The advantages of Behavioural Progressive Profiling
So, you might have guessed that we are BIG fans of behavioural progressive profiling rather than simple progressive profiling.
It offers us the opportunity to engage potential customers at the right time and in the right way. By virtue of the fact that they are interacting with a specific piece of content, they are telling you where they are in their journey and therefore what information they need next.
And that sales intent behaviour where people are interacting with lots of bottom of funnel content is one of the ways we should be flagging that someone has moved from marketing qualified to sales qualified.
For example, if someone is visiting a pricing page or contact page after downloading buyer’s guides and reading multiple bottom-of-funnel blogs, we know that they have sales intent. They are most likely ready to seriously speak to someone about buying.
At this point, we can mark them as Sales Qualified (SQL).
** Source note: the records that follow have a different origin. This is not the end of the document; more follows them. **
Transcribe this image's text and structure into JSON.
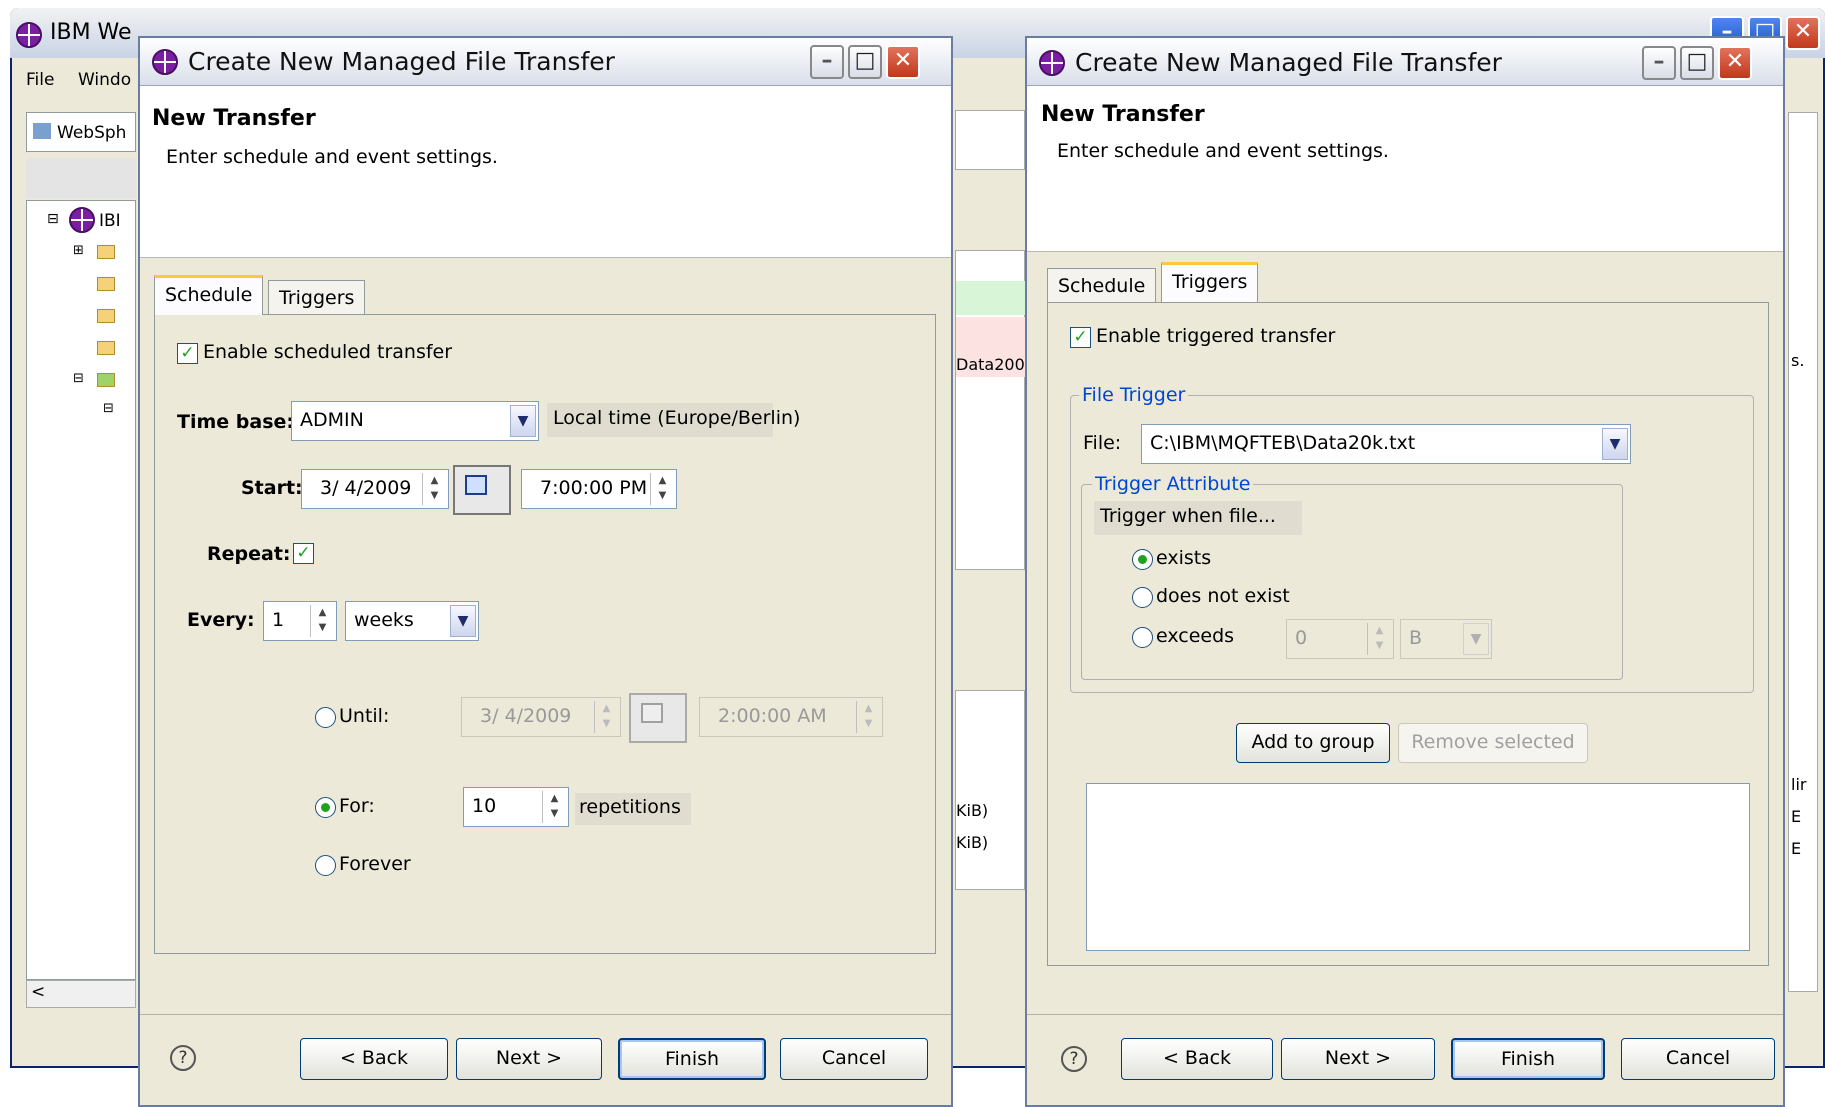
{
  "background_window": {
    "title": "IBM We",
    "menu": [
      "File",
      "Windo"
    ],
    "view_tab": "WebSph",
    "tree_root": "IBI",
    "fragments": [
      "Data200",
      "s.",
      "KiB)",
      "KiB)",
      "lir",
      "E",
      "E"
    ],
    "scroll_left": "<"
  },
  "dialog_left": {
    "title": "Create New Managed File Transfer",
    "banner_title": "New Transfer",
    "banner_subtitle": "Enter schedule and event settings.",
    "tabs": [
      "Schedule",
      "Triggers"
    ],
    "enable_label": "Enable scheduled transfer",
    "enable_checked": true,
    "time_base_label": "Time base:",
    "time_base_value": "ADMIN",
    "time_zone": "Local time (Europe/Berlin)",
    "start_label": "Start:",
    "start_date": "3/ 4/2009",
    "start_time": "7:00:00 PM",
    "repeat_label": "Repeat:",
    "repeat_checked": true,
    "every_label": "Every:",
    "every_value": "1",
    "every_unit": "weeks",
    "until_label": "Until:",
    "until_date": "3/ 4/2009",
    "until_time": "2:00:00 AM",
    "for_label": "For:",
    "for_value": "10",
    "for_unit": "repetitions",
    "forever_label": "Forever",
    "selected_option": "For",
    "buttons": {
      "back": "< Back",
      "next": "Next >",
      "finish": "Finish",
      "cancel": "Cancel"
    },
    "help": "?"
  },
  "dialog_right": {
    "title": "Create New Managed File Transfer",
    "banner_title": "New Transfer",
    "banner_subtitle": "Enter schedule and event settings.",
    "tabs": [
      "Schedule",
      "Triggers"
    ],
    "enable_label": "Enable triggered transfer",
    "enable_checked": true,
    "file_trigger_group": "File Trigger",
    "file_label": "File:",
    "file_value": "C:\\IBM\\MQFTEB\\Data20k.txt",
    "trigger_attribute_group": "Trigger Attribute",
    "trigger_when": "Trigger when file...",
    "opt_exists": "exists",
    "opt_not_exist": "does not exist",
    "opt_exceeds": "exceeds",
    "selected_option": "exists",
    "exceeds_value": "0",
    "exceeds_unit": "B",
    "add_group": "Add to group",
    "remove_selected": "Remove selected",
    "buttons": {
      "back": "< Back",
      "next": "Next >",
      "finish": "Finish",
      "cancel": "Cancel"
    },
    "help": "?"
  },
  "colors": {
    "accent_tab": "#ffc83c",
    "check_green": "#21a121",
    "group_label": "#0046d5",
    "title_close": "#c1381c"
  }
}
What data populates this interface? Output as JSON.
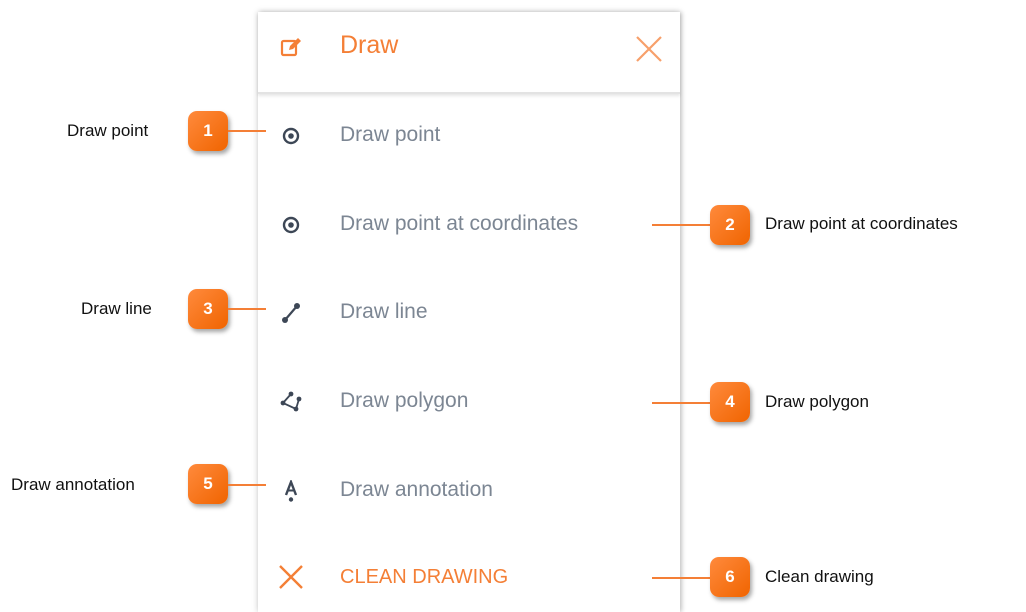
{
  "panel": {
    "title": "Draw",
    "header_icon": "edit-icon",
    "close_icon": "close-icon",
    "items": [
      {
        "label": "Draw point",
        "icon": "point-icon"
      },
      {
        "label": "Draw point at coordinates",
        "icon": "point-icon"
      },
      {
        "label": "Draw line",
        "icon": "line-icon"
      },
      {
        "label": "Draw polygon",
        "icon": "polygon-icon"
      },
      {
        "label": "Draw annotation",
        "icon": "annotation-icon"
      },
      {
        "label": "CLEAN DRAWING",
        "icon": "close-icon"
      }
    ]
  },
  "callouts": [
    {
      "number": "1",
      "label": "Draw point"
    },
    {
      "number": "2",
      "label": "Draw point at coordinates"
    },
    {
      "number": "3",
      "label": "Draw line"
    },
    {
      "number": "4",
      "label": "Draw polygon"
    },
    {
      "number": "5",
      "label": "Draw annotation"
    },
    {
      "number": "6",
      "label": "Clean drawing"
    }
  ],
  "colors": {
    "accent": "#f47f36",
    "item_text": "#7c8693",
    "icon": "#3d4756",
    "badge": "#f06400"
  }
}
And better yet they are a hot lead just what your sales team are hoping for!
Related content: How to create a data-driven content plan
How to successfully implement Behavioural Progressive Profiling into your marketing...
Implementing behavioural progressive profiling will allow you to identify sales intent, and offer them the right content at the right time.
This allows us to pre-empt your prospect's needs, and fulfil those touch-points necessary to make purchases. It’s a great way to show that you understand your potential customer, and build trust with them.
But it doesn’t magically happen!
We don’t sit back and wait for prospects to magically find what they need by themselves. In contrast, we create a campaign to nudge them in that direction.
One of our jobs is to track behaviour, as well as structure our campaigns, to pre-empt behaviour and increase demand generation. We help you reduce the amount of time taken to move people from marketing qualified to sales qualified leads.